In the brief but delightful four years I spent as BBC Paris correspondent, I fear I lost count of the number of books by French intellectuals yearning (with an almost joyful sadness) for either a disappearing world of yore or for a better future, forever just out of reach, enduringly luminous in its stillborn possibilities. This is not to discount the beauty of Maalouf’s writing or the depth of much of his thinking in Adrift, nor to diminish his undoubted ability to tell a multi-stranded global history interwoven with personal narrative, especially when it resists what many British readers might find that fatal French flaw – writing too philosophically and at too great length.

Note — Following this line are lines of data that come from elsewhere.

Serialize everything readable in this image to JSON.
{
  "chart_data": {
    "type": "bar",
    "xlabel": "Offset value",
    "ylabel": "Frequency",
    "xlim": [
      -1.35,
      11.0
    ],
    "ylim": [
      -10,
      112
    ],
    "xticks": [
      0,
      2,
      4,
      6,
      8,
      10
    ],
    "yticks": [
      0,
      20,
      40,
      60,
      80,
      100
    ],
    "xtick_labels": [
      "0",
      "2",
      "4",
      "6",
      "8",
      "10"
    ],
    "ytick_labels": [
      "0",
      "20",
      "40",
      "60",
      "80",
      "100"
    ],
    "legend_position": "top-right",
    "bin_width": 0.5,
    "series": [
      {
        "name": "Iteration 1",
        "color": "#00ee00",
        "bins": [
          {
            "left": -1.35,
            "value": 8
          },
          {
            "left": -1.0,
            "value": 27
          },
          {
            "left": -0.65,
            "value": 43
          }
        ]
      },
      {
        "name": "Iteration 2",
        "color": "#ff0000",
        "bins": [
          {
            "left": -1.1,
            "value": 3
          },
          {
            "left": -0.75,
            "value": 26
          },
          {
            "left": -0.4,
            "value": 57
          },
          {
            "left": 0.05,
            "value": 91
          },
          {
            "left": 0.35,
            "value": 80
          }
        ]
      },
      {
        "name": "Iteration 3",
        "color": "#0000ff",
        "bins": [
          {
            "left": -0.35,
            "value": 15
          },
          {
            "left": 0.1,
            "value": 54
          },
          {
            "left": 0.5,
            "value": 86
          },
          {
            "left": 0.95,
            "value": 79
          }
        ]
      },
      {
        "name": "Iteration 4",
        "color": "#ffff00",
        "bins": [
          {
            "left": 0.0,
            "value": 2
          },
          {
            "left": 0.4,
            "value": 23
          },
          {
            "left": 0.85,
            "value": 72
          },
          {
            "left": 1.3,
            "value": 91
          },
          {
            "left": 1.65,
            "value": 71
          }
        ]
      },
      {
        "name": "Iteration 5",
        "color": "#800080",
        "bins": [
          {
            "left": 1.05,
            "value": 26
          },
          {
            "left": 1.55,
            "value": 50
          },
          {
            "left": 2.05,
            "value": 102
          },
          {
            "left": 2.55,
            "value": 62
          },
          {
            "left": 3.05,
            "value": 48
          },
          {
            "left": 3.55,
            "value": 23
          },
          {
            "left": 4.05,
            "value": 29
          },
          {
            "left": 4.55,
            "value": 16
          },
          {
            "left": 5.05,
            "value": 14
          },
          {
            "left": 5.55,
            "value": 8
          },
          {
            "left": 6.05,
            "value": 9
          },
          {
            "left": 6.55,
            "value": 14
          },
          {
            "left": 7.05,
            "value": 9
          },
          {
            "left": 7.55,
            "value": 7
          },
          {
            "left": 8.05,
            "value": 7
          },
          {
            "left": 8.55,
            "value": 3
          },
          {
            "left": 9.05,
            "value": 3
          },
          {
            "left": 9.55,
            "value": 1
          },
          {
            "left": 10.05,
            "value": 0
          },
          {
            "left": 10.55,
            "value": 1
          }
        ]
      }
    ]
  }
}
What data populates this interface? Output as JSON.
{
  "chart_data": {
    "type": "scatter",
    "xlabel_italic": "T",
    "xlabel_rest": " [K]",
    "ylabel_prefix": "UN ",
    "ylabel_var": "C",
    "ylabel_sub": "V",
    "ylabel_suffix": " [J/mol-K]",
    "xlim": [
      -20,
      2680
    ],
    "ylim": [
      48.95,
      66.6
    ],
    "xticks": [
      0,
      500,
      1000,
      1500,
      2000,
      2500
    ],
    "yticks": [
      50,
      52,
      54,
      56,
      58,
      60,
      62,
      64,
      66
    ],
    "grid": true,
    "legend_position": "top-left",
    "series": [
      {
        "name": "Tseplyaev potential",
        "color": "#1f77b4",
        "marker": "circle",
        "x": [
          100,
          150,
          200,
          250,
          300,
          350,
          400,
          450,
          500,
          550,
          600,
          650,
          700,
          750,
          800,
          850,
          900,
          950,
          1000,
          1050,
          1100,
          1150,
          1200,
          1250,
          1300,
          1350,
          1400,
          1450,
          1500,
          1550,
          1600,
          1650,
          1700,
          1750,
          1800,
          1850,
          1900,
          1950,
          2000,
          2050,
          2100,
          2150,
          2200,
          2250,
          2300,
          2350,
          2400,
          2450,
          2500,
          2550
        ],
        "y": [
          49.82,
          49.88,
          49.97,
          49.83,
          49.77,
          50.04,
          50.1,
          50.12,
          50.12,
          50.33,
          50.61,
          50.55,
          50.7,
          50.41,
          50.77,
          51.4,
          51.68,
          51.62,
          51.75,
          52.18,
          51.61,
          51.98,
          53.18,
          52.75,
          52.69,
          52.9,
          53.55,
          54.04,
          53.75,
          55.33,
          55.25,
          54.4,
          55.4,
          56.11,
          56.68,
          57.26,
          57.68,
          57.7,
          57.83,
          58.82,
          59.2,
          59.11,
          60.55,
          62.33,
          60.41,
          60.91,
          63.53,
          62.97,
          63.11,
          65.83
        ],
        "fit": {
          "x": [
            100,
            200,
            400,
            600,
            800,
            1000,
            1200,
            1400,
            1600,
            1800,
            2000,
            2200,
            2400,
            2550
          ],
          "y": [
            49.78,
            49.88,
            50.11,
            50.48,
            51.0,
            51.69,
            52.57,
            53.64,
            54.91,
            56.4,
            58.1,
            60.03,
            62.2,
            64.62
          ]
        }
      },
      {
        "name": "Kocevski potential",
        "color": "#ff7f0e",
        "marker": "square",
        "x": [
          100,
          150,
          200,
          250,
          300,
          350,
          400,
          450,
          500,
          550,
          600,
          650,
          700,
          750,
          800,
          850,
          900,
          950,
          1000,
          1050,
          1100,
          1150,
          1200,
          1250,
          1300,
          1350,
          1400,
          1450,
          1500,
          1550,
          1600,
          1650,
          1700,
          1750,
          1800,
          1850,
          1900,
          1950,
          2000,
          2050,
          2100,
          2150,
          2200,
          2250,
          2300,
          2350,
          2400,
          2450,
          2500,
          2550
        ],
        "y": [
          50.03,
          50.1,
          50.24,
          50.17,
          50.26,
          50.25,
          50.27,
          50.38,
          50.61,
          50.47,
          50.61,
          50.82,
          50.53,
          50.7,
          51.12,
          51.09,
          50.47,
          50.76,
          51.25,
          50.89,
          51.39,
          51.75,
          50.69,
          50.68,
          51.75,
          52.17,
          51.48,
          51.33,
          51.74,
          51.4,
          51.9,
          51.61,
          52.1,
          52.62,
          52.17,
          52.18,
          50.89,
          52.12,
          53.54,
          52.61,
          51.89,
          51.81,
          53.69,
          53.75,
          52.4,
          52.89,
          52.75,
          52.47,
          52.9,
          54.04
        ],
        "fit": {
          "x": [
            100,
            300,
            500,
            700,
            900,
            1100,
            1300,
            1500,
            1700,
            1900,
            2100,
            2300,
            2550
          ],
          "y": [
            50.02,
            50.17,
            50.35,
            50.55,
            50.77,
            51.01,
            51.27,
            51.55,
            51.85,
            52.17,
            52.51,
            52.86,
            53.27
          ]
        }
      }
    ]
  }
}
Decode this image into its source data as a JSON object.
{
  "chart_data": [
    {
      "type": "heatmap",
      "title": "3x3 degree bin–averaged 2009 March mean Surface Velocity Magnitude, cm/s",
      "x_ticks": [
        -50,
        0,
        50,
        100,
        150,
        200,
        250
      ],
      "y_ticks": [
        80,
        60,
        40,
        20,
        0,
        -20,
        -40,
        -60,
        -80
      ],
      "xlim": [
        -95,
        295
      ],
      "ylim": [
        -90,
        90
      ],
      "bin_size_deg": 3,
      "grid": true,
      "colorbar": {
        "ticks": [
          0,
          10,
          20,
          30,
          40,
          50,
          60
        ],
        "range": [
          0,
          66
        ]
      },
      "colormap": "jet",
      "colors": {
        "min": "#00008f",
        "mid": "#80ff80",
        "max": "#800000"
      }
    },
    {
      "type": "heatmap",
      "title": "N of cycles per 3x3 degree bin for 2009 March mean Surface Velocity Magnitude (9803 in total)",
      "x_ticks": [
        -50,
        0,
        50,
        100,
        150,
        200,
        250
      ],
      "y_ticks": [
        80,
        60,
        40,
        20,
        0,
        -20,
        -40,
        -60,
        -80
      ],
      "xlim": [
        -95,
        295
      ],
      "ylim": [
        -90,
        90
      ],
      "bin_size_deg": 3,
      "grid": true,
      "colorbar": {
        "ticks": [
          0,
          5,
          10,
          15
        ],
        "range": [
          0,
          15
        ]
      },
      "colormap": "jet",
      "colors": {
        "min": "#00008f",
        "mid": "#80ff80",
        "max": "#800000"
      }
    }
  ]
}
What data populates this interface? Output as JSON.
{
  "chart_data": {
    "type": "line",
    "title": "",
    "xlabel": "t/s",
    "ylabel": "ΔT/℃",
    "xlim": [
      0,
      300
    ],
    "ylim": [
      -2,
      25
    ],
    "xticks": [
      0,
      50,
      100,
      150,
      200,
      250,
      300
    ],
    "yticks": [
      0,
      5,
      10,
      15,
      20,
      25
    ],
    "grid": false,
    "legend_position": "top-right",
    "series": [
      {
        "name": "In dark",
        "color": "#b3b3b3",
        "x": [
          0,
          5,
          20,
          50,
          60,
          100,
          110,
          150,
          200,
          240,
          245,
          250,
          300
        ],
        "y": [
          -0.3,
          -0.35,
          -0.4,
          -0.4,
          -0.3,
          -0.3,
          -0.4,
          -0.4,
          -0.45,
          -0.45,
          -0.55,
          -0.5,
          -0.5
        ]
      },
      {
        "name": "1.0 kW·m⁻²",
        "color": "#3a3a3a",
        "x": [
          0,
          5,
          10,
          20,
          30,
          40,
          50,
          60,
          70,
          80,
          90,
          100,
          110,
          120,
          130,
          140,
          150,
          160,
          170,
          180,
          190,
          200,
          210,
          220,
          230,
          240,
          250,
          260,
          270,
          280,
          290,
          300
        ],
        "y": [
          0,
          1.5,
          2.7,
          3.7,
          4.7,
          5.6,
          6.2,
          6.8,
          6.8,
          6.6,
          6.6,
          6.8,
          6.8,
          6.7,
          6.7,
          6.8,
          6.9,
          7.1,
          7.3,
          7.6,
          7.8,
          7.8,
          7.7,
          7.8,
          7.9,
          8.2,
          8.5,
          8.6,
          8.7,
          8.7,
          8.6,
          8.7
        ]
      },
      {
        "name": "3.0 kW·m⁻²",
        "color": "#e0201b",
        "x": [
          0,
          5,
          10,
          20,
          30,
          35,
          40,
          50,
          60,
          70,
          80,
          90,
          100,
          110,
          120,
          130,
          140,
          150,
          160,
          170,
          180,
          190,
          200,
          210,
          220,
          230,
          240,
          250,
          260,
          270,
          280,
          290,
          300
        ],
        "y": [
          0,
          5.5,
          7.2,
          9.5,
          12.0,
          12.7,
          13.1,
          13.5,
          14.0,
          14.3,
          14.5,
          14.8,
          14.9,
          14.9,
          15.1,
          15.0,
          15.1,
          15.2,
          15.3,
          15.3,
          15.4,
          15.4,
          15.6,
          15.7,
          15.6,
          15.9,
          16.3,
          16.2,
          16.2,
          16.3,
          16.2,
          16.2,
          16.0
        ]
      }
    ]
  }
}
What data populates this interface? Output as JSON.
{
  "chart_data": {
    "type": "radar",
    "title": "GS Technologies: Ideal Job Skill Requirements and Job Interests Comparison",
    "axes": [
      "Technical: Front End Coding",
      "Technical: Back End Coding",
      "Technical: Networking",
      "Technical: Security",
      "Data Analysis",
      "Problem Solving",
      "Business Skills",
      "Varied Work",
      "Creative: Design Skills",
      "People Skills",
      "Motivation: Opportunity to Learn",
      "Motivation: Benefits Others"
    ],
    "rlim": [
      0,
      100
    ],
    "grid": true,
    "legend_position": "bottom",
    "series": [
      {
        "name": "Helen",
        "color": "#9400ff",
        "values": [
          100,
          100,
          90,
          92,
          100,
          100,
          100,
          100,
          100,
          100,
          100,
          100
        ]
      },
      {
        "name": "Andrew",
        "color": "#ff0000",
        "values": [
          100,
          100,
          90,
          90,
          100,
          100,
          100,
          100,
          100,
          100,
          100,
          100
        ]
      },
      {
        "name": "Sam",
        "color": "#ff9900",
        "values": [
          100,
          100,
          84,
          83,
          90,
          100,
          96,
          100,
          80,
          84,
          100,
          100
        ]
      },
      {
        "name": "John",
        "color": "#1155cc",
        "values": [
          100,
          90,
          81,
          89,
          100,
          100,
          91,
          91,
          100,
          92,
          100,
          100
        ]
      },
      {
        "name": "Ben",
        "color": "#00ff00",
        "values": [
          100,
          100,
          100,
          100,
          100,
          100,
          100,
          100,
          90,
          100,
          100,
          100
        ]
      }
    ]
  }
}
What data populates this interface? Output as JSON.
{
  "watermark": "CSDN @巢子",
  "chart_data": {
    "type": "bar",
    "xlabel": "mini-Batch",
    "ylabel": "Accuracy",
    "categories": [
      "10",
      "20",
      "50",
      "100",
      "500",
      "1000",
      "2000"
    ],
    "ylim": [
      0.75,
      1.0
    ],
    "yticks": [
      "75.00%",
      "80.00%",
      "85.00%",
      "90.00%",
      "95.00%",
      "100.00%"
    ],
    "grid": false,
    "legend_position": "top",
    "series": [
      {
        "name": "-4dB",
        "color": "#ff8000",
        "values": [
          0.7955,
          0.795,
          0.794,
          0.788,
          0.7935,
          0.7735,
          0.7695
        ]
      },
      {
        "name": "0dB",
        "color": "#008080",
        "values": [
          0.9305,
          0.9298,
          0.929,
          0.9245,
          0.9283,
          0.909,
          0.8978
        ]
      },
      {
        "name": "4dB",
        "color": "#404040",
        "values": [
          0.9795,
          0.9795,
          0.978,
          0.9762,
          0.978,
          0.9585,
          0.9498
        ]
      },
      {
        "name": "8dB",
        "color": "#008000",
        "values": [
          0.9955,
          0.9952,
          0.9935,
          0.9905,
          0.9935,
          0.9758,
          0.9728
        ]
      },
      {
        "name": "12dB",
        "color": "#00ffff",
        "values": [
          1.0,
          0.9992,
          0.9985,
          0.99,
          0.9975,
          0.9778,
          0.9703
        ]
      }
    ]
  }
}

There are many images that have stayed with me – as here:
‘Often, minorities are pollinators. They fly, they flutter, they gather pollen, and this can make them seem like profiteers, even parasites. It is only when they disappear that one becomes aware of the vital role they play.’
In the postscript, Maalouf concludes with sadness that in a world in which ‘entrenched and aggressive identity politics has prevailed for decades’, the economic crisis that will follow COVID-19 is unlikely to bring people closer together, nor foster mutual consideration and solidarity. There is though, at the very end, one small note of hope for the future. Maalouf writes that because:
‘a writer is a watchman; when the house is on fire, it is his responsibility to wake the residents, not leave them to sleep and wish them sweet dreams. Even so, I refuse to give in to despair, to disillusionment, to resignation.’
As I prepare to press send on this review, I notice that today’s newspaper has a headline over a photo of a Beirut street, its shops on fire, and in the foreground, a couple kissing passionately as they cling to one another while their nation burns. The headline above: ‘While warlords and tycoons bicker, Lebanon falls apart at the seams’. I turn the page to seek out more congenial news, but find only articles on the new ‘cancel culture’ and why the West needs to stand firm against China, while Kabul’s newborn babies are slaughtered by Taliban militants in a maternity ward in one of the worst atrocities of Afghanistan’s decades-long war as America continues to pull out its troops.
Perhaps Amin Maalouf is right to be a pessimist.
Reviewed by Caroline Wyatt
ADRIFT: HOW OUR WORLD LOST ITS WAY
Written by Amin Maalouf
Translated by Frank Wynne
Published by World Editions (2020)
Caroline Wyatt is a BBC journalist and a presenter of Radio 4’s Saturday PM and World Service’s The World This Week. She covered Germany in the 1990s and Russia in the noughties, and has reported from various war zones including Iraq, Kosovo and Afghanistan.